Just a note, his preaching style does not seem like it would appeal to a postmodern culture, but here are a couple of interesting things:
1. He is blunt. There is no BS with Mark Driscoll. He just puts it out there. I think that connects well with people of a postmodern mindset (although it also offends many people of a postmodern mindset).
2. He has lots of Q & A times. This allows for major interaction, which I think all our churches should do more of.
3. In the Q & A times, he will answer questions on forbidden topics. He unblushingly answers questions about masturbation, oral sex, and abortion. He contributes by helping these topics not to be off-limits.
I liked Dan Kimball so much that I just had to read his book The Emerging Church. Also, if you see a picture of Dan Kimball, he has the coolest flat-top ever! I loved this book, and Kimball has lots of helpful charts to contrast modernism and postmodernism. Kimball is more favorably disposed to postmodernism because he sees problems with modernism. At the same time, he focused his main problems with modernism on consumerism (which, hopefully, we could all agree is a problem to be combatted). Kimball also does great work in demonstrating that ministering to the emerging culture means more than just "refluffing the pillows" by bringing in candles and growing goatees. I really recommend this book. Great stuff, and very thought-provoking.
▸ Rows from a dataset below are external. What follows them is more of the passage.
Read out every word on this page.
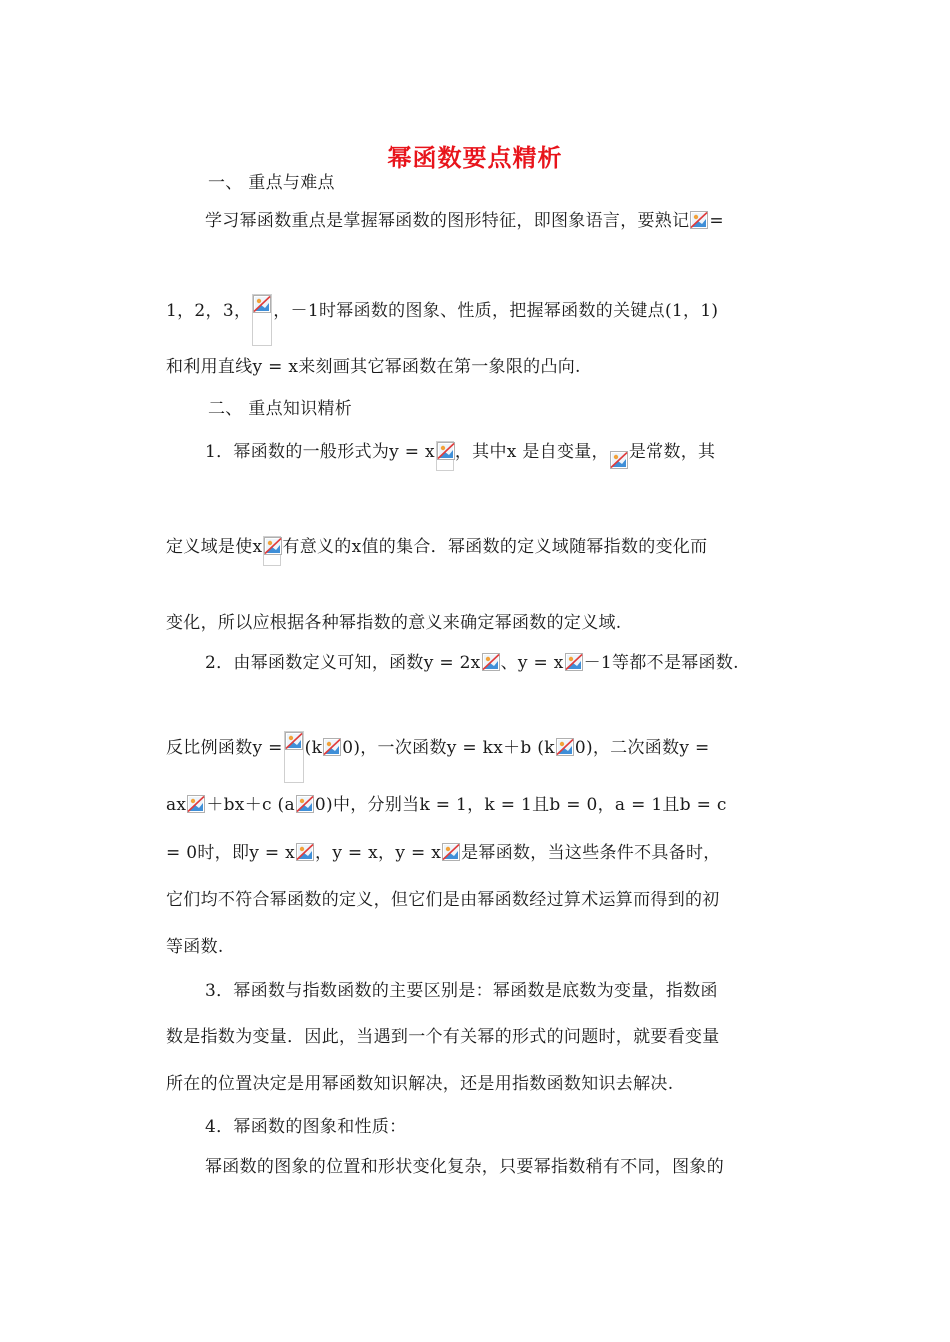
幂函数要点精析
一、 重点与难点
学习幂函数重点是掌握幂函数的图形特征，即图象语言，要熟记 =
1，2，3， ，－1时幂函数的图象、性质，把握幂函数的关键点(1，1)
和利用直线y = x来刻画其它幂函数在第一象限的凸向.
二、 重点知识精析
1．幂函数的一般形式为y = x ，其中x 是自变量， 是常数，其
定义域是使x 有意义的x值的集合．幂函数的定义域随幂指数的变化而
变化，所以应根据各种幂指数的意义来确定幂函数的定义域.
2．由幂函数定义可知，函数y = 2x 、y = x －1等都不是幂函数.
反比例函数y = (k 0)，一次函数y = kx＋b (k 0)，二次函数y =
ax ＋bx＋c (a 0)中，分别当k = 1，k = 1且b = 0，a = 1且b = c
= 0时，即y = x ，y = x，y = x 是幂函数，当这些条件不具备时，
它们均不符合幂函数的定义，但它们是由幂函数经过算术运算而得到的初
等函数.
3．幂函数与指数函数的主要区别是：幂函数是底数为变量，指数函
数是指数为变量．因此，当遇到一个有关幂的形式的问题时，就要看变量
所在的位置决定是用幂函数知识解决，还是用指数函数知识去解决.
4．幂函数的图象和性质：
幂函数的图象的位置和形状变化复杂，只要幂指数稍有不同，图象的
Okay, so I have issues with Brian McLaren. To be honest, it saddens me that he is one of the chief voices for the emerging church (although many who are identified within the emerging church have expressed major concerns about him). At the same time, to talk about this issue and not talk about McLaren would be like talking about civil rights without talking about Martin Luther King, Jr. McLaren has great contributions to this discussion. I think he often does a great job diagnosing some major problems in our churches today. At the same time, I think some of his solutions don't move us forward. Again, as was the case with Pagitt, McLaren's bibliology is very poor. It puts him off-base at some major points (in my opinion). At the same time, his book Everything Must Change has some great thoughts on how we as the church serve the world and become advocates for justice and for the needy. Good stuff. Major discernment is needed, in my opinion.
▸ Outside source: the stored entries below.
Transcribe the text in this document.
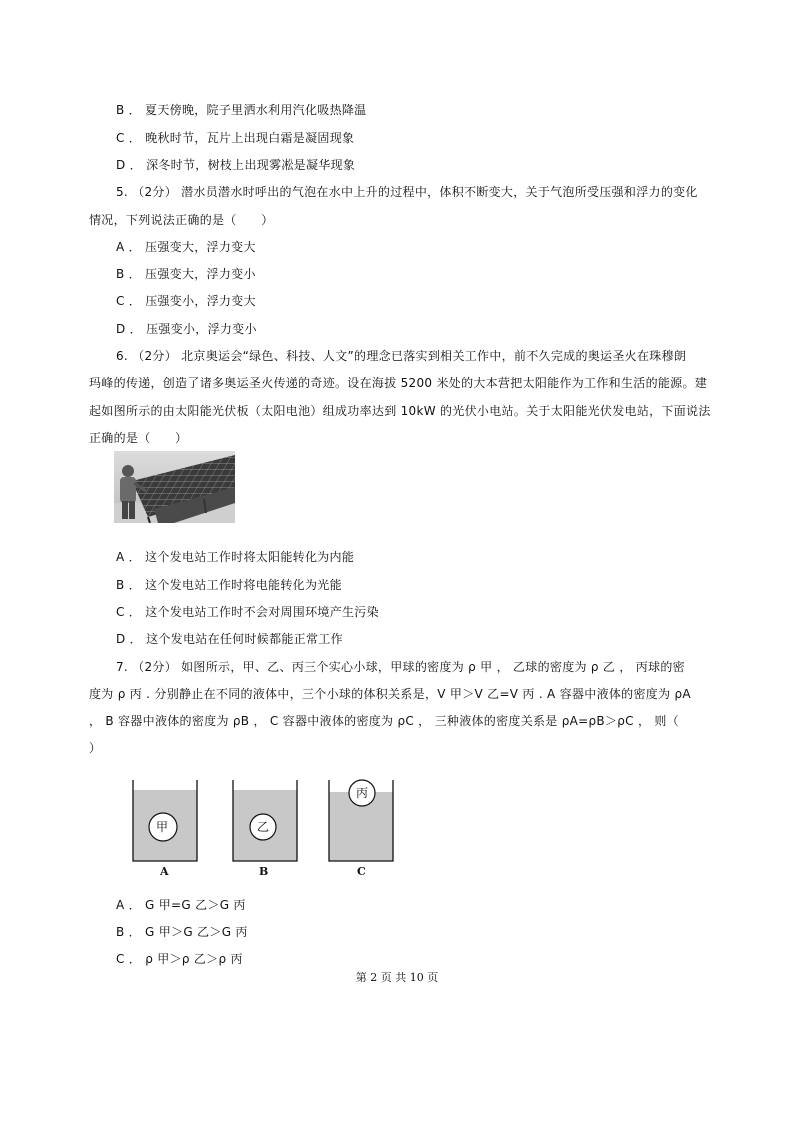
B ． 夏天傍晚，院子里洒水利用汽化吸热降温
C ． 晚秋时节，瓦片上出现白霜是凝固现象
D ． 深冬时节，树枝上出现雾凇是凝华现象
5. （2分） 潜水员潜水时呼出的气泡在水中上升的过程中，体积不断变大，关于气泡所受压强和浮力的变化
情况，下列说法正确的是（　　）
A ． 压强变大，浮力变大
B ． 压强变大，浮力变小
C ． 压强变小，浮力变大
D ． 压强变小，浮力变小
6. （2分） 北京奥运会“绿色、科技、人文”的理念已落实到相关工作中，前不久完成的奥运圣火在珠穆朗
玛峰的传递，创造了诸多奥运圣火传递的奇迹。设在海拔 5200 米处的大本营把太阳能作为工作和生活的能源。建
起如图所示的由太阳能光伏板（太阳电池）组成功率达到 10kW 的光伏小电站。关于太阳能光伏发电站，下面说法
正确的是（　　）
A ． 这个发电站工作时将太阳能转化为内能
B ． 这个发电站工作时将电能转化为光能
C ． 这个发电站工作时不会对周围环境产生污染
D ． 这个发电站在任何时候都能正常工作
7. （2分） 如图所示，甲、乙、丙三个实心小球，甲球的密度为 ρ 甲 ， 乙球的密度为 ρ 乙 ， 丙球的密
度为 ρ 丙 . 分别静止在不同的液体中，三个小球的体积关系是，V 甲＞V 乙=V 丙 . A 容器中液体的密度为 ρA
， B 容器中液体的密度为 ρB ， C 容器中液体的密度为 ρC ， 三种液体的密度关系是 ρA=ρB＞ρC ， 则（
）
甲	乙
丙
A	B	C
A ． G 甲=G 乙＞G 丙
B ． G 甲＞G 乙＞G 丙
C ． ρ 甲＞ρ 乙＞ρ 丙
第 2 页 共 10 页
I also read Becoming Conversant with the Emerging Church by D.A. Carson. This book is sort of conservative evangelicalism's response to the movement. The difficulty is that there is not a creed, denomination, doctrinal statement, or spokesman for the movement. This is where I think Carson's book is not entirely productive. He is not all-critical with the emerging church, but I think that he is dismissive in some ways that are not helpful (again, my opinion). I have no issue with him being dismissive of certain values, or even certain people. But when the reasoning is, "The emerging church is like this, and that is bad," Carson falls short of recognizing the diversity within the emerging church. I also think that he falls short in really understanding some of the very real problems with modernism that are being positively addressed by people who are associated with the emerging church. It may be arrogant for me to critique D.A. Carson, but, hey, this is just my two cents on my blog. Also, I am a Master of Divinity now, so that must count for something :).
Well, I am impressed if any of you actually read this whole thing. Have a great day.